My search ended in my old sewing room. There were a few boxes of books in the closet I hadn't bothered to move. I knew that was a logical place to look for Chris' poetry book. When I pulled the box off the top corner shelf in the main closet, a manila envelope fell off from the top of the box glancing off my shoulder and landed on the floor. I opened up the box and sure enough the book was inside. I pulled it out and returned the box back to the original place on the shelf. I went to pick up the large envelope intending on simply putting it back on top.
The clasp wasn't properly hooked and when I picked it up the contents began to spill out. Some glossy black and white pictures, I began to stuff them back to the envelope I saw was addressed to Randolph, and then I noticed the pictures. Stunned I carried the contents over to Randolph's desk.

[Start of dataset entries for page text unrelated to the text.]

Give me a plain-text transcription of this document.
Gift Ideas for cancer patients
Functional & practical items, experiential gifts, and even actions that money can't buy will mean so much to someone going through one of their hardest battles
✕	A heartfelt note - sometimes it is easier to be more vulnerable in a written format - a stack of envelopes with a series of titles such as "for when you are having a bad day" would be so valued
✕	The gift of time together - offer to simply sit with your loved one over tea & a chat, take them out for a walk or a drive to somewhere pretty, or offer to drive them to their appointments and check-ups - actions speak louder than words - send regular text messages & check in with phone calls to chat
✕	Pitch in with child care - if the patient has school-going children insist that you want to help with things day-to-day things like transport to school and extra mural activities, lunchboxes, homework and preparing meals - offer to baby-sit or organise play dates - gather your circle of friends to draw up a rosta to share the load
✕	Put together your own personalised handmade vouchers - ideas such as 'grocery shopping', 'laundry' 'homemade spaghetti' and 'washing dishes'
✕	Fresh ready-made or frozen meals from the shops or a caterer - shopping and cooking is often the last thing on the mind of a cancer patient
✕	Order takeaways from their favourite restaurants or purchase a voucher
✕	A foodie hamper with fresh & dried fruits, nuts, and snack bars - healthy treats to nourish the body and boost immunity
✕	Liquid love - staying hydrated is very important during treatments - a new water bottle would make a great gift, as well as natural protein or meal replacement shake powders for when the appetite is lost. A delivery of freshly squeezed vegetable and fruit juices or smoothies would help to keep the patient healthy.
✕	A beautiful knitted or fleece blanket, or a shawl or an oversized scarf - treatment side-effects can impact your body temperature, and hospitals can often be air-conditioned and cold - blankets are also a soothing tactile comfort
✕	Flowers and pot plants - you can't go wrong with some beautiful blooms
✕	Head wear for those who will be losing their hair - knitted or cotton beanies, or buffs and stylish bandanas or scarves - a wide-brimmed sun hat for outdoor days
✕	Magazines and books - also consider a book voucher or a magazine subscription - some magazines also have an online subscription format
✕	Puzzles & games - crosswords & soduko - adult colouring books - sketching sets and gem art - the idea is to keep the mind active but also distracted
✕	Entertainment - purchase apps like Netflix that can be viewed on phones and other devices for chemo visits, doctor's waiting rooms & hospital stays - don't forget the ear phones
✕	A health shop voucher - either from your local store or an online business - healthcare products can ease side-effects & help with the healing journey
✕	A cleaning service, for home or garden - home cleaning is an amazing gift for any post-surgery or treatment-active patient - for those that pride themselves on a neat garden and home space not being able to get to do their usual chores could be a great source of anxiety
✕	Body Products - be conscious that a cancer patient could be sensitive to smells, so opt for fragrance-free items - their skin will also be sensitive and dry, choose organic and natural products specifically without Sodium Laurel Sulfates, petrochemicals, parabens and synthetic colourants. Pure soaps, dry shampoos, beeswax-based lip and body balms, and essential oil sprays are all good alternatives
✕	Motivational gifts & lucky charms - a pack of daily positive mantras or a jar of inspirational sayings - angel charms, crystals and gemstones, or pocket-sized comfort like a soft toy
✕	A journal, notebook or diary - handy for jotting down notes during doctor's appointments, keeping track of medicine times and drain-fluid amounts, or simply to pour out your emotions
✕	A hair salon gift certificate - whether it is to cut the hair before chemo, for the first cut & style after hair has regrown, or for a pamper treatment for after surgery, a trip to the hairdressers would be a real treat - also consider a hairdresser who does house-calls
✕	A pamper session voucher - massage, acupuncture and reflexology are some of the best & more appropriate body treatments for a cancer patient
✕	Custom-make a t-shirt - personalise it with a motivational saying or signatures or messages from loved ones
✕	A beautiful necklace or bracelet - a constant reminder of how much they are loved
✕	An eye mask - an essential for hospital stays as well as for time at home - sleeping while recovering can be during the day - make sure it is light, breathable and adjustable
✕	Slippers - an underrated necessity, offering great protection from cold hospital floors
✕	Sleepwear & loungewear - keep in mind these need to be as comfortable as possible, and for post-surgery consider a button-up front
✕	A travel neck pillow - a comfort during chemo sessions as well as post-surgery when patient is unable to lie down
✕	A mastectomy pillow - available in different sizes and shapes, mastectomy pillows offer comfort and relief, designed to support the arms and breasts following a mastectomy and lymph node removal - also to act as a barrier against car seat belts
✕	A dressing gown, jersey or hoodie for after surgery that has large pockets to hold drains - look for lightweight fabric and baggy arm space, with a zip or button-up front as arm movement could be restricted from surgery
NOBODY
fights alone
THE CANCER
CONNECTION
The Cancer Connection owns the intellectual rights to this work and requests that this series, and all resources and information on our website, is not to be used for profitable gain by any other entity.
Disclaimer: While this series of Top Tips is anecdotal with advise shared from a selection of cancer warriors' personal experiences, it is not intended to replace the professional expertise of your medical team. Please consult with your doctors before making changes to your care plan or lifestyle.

The leather chair was comfortable yet I sat like a stone. I sat there staring stunned at the still full envelope and the half dozen pictures I hadn't put back inside yet. Because I'd been raised to respect other's privacy, I rarely ventured into this room because I considered it Randolph's. Never did I open mail not addressed to me so firmly did I believe in privacy. Sure I knew plenty of other women who systematically went through pockets and tried to read the mail of their lovers and husbands. But I found those types of behavior distasteful and demeaning, not to mention unethical. Yet, having glimpsed myself in the pictures I was now torn.